The patch and the test looks good to me.

Also I run `make check` with the following results:

161 tests behaved as expected.
20 tests were skipped.

Thanks a lot for the quick response.

Regards,

Juan
Juan J. Martínez
2014-02-14 08:57:09 UTC
Permalink
Post by Pavel Raiskup
Good points, thanks! Default ACLs for directories are currently badly
restored which seems to be a clear bug. Could we push something similar
to attached files? (I try to propose testcase as a separate commit to
allow you `make check` without fix — to observe that the testcase actually
catches something).
Hello,

Any update on this? Sergey?

I'm happy with Pavel's patch but I'd prefer if there was an upstream fix
so I can track tar releases in our production systems.

Regards,

Juan
--
jjm's home: http://www.usebox.net/jjm/
blackshell: http://blackshell.usebox.net/
Sergey Poznyakoff
2014-02-14 11:06:22 UTC
Permalink
Hi,
Post by Juan J. Martínez
Any update on this? Sergey?
Yes, I've pushed both patches. The acls03.at test contained a bug,
which I fixed as well.

Regards,
Sergey
Juan J. Martínez
2014-02-14 11:07:07 UTC
Permalink
Post by Sergey Poznyakoff
Hi,
Post by Juan J. Martínez
Any update on this? Sergey?
Yes, I've pushed both patches. The acls03.at test contained a bug,
which I fixed as well.
Great! Thanks a lot Sergey.

Regards,

Juan

Joerg Schilling
2014-02-01 11:43:55 UTC
Permalink
Post by Juan J. Martínez
I was expecting the stored ACLs to be restored when extracting contents,
but not the addition of that default ACLs that was not present in the
archived contents (see the case of a tarball in GNU tar format).
I recommend you to use star.

Star treats ACLs as people expect - since 12 years.

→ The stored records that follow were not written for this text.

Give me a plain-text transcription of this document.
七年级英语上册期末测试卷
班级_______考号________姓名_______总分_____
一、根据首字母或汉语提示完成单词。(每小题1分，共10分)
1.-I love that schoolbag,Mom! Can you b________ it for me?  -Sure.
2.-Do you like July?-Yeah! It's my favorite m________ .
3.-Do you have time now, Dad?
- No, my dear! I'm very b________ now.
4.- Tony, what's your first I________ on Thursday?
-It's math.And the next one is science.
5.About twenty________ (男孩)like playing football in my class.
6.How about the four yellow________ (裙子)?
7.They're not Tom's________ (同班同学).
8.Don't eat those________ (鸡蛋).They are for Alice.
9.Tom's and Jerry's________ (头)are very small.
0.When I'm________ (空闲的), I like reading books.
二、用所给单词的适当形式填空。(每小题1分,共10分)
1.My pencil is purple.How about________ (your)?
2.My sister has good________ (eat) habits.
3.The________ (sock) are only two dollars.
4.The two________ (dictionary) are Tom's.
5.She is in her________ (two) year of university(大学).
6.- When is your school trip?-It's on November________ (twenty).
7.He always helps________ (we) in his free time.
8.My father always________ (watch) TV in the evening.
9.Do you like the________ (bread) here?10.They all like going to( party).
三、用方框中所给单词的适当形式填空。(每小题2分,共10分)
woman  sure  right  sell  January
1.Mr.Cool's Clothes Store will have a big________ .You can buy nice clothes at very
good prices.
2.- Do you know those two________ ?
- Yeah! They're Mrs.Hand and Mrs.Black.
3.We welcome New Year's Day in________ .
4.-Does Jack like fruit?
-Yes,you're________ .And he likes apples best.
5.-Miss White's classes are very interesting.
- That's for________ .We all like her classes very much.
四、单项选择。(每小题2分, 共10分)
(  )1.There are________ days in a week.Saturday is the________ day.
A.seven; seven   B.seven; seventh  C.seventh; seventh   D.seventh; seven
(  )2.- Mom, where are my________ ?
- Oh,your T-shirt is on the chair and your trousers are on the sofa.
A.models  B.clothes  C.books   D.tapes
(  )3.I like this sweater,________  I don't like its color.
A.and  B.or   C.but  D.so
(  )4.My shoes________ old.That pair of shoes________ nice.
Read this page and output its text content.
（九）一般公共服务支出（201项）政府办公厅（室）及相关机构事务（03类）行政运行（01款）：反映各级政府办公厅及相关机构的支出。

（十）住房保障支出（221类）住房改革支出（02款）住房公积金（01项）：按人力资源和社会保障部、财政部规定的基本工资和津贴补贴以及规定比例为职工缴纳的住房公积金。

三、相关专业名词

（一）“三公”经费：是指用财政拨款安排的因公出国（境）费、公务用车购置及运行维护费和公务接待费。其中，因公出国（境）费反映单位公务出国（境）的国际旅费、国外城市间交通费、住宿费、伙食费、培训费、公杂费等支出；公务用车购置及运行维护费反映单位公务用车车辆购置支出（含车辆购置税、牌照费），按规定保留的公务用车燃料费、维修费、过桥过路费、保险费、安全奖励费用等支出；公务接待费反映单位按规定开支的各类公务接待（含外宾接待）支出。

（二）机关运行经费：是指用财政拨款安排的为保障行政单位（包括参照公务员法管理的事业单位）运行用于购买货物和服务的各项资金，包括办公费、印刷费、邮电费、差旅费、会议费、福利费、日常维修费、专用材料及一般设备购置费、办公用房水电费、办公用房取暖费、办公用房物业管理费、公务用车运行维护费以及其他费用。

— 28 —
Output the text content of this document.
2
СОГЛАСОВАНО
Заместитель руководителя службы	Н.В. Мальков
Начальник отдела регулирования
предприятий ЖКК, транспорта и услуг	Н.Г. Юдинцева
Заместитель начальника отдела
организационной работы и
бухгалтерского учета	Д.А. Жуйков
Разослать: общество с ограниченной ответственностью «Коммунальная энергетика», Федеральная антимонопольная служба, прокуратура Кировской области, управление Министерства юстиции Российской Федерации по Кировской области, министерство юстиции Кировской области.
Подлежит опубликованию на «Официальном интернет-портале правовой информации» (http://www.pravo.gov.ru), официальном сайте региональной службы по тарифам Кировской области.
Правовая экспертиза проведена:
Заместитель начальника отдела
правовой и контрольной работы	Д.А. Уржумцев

There are other known problems in the gnu tar implementation that have been
discussed here, e.g. not exluding linux kernel specific exattrs that just code
the ACLs.

Jörg
--
EMail:***@schily.isdn.cs.tu-berlin.de (home) Jörg Schilling D-13353 Berlin
***@cs.tu-berlin.de (uni)
***@fokus.fraunhofer.de (work) Blog: http://schily.blogspot.com/
URL: http://cdrecord.berlios.de/private/ ftp://ftp.berlios.de/pub/schily
Markus Steinborn
2014-02-03 18:56:41 UTC
Permalink
That's actually the patch that makes my series of patches from
https://bugzilla.redhat.com/show_bug.cgi?id=1052876 (I mentioned them on
Jan 14th, 2014 in this list) to apply on tar 1.27.1 and current git master.

My Capabilities patch from the other redhat bug report will apply with
the above mentioned patches also on tar 1.17.1, but for git master it
needs trivial manual merging on configure.ac.